The leaves of skunkbush possess astringent, emetic, diuretic and haemostatic properties. A decoction prepared from the leaves of the plant is used internally to induce impotency - a means of natural contraception. The bark of the low-growing shrub was used to prepare an infusion, which has been traditionally employed in the form of a douche following childbirth. Some people also chewed the bark and swallowed its juice to treat sore gums as well as colds. A decoction prepared from the bark of the skunkbush root has been used internally to assist in trouble-free release of the placenta. As mentioned earlier, the roots of this plant have been employed in the form of a deodorant. People also rubbed the buds of the plant on their body as a therapeutic perfume and deodorant.

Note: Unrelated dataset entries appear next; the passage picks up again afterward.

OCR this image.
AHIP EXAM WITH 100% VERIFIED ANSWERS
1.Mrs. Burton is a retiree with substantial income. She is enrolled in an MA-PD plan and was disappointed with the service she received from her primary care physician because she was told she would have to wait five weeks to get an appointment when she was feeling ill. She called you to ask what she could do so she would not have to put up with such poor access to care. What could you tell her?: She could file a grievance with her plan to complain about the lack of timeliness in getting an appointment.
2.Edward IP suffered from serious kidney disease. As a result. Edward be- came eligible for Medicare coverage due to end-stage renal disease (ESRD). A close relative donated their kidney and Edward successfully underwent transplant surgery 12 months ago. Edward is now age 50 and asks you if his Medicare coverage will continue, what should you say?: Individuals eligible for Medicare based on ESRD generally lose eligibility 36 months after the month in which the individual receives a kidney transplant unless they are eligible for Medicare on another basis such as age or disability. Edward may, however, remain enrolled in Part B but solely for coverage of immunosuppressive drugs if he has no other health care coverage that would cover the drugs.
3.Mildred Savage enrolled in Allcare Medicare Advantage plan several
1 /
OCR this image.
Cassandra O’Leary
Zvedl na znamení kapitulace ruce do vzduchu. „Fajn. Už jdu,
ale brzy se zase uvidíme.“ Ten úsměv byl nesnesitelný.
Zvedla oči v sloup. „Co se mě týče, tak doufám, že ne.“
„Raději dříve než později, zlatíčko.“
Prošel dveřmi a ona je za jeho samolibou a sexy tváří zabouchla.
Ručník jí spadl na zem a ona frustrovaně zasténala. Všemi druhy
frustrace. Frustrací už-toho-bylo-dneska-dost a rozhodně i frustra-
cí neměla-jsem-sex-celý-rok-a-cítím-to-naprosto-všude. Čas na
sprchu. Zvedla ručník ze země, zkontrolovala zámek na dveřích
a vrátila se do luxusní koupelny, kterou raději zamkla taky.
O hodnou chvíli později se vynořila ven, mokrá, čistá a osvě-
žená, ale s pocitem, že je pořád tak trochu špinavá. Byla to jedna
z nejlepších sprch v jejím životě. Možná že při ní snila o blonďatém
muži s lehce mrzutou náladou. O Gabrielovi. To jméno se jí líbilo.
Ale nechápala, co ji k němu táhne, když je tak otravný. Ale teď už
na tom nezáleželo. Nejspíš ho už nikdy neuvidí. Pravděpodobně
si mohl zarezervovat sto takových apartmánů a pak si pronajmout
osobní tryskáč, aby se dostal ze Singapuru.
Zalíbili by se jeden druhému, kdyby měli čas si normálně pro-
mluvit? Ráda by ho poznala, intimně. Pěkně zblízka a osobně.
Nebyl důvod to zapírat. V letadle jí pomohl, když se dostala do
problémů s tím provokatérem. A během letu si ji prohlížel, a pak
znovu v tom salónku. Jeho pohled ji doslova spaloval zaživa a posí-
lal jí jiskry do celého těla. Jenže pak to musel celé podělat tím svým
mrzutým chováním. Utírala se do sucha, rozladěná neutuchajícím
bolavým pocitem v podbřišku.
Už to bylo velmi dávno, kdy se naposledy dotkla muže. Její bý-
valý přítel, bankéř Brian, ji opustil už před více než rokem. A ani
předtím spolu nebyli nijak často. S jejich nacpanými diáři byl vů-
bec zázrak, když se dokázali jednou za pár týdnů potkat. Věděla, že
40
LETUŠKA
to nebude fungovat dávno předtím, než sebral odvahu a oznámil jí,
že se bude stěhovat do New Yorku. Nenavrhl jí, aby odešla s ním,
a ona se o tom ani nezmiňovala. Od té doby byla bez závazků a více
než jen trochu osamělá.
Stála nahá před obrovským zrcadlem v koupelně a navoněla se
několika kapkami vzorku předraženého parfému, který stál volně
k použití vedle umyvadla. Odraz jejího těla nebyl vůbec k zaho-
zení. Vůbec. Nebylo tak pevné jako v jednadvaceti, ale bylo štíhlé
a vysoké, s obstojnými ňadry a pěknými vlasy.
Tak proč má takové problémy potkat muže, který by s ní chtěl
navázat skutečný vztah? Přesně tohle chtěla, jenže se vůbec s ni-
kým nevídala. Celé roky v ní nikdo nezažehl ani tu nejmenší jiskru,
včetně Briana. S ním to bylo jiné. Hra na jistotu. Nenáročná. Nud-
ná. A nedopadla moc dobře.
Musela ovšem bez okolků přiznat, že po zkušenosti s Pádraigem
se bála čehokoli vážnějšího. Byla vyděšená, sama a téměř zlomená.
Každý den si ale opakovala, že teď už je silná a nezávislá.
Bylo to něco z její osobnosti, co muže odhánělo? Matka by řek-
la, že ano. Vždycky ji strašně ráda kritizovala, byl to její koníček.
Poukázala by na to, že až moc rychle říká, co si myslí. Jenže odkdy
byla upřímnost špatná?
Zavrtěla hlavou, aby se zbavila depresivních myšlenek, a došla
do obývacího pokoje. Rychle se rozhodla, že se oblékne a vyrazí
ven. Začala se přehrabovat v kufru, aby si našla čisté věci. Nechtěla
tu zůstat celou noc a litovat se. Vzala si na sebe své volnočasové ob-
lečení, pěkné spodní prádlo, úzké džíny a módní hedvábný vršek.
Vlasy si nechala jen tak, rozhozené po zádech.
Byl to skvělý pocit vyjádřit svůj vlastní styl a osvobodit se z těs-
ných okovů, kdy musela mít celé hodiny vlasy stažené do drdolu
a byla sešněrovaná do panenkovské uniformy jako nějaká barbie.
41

Rhus trilobata leaves are loaded with tannin. The skunkbush sumac leaves are collected when they fall on their own in autumn and used to make a brown or black dye. Alternatively, the leaves of this plant can also be used in the form of a mordant. Even the skunkbush fruits are used in the form of a mordant. The twigs of this plant yield a yellow dye, while one can obtain a black dye when the twigs are combined with pine gum. The skunkbush sumac leaves as well as bark of the plant yield a reddish-brown dye. The fruit is used to produce a pink-tan colorant. Even the ashes of skunkbush plants are employed in the form of a mordant to attach dyes. The seeds of Rhus trilobata yield oil, which achieves a consistency like tallow when left to stand for a while. This oil can then be employed to make candles.

Skunkbush Sumac (Rhus Trilobata) Overview, Health Benefits, Side effects
Skunkbush Sumac (Rhus Trilobata) leaf

Candles made from the oil extracted from Rhus trilobata seeds burn excellently, but they produce a pungent smoke. Traditionally, the roots of skunkbush have been employed to make perfumes as well as deodorants. Even the buds of the plants have been used in the form of a therapeutic perfume and deodorant. The aborigines rubbed the leaves on the body to repel insects and snakes. However, when using the leaves for this purpose, one needs to be cautious to ensure that they do not cause toxicity. The branches of skunkbush are slender, but really tough. Their bark is removed and then the branches are divided into numerous strands, which are employed for making baskets.

There was a time when locals used the leaves and the bark of Rhus trilobata for tanning leather. Mixed with tobacco, the leaves of skunkbush are smoked as cigars.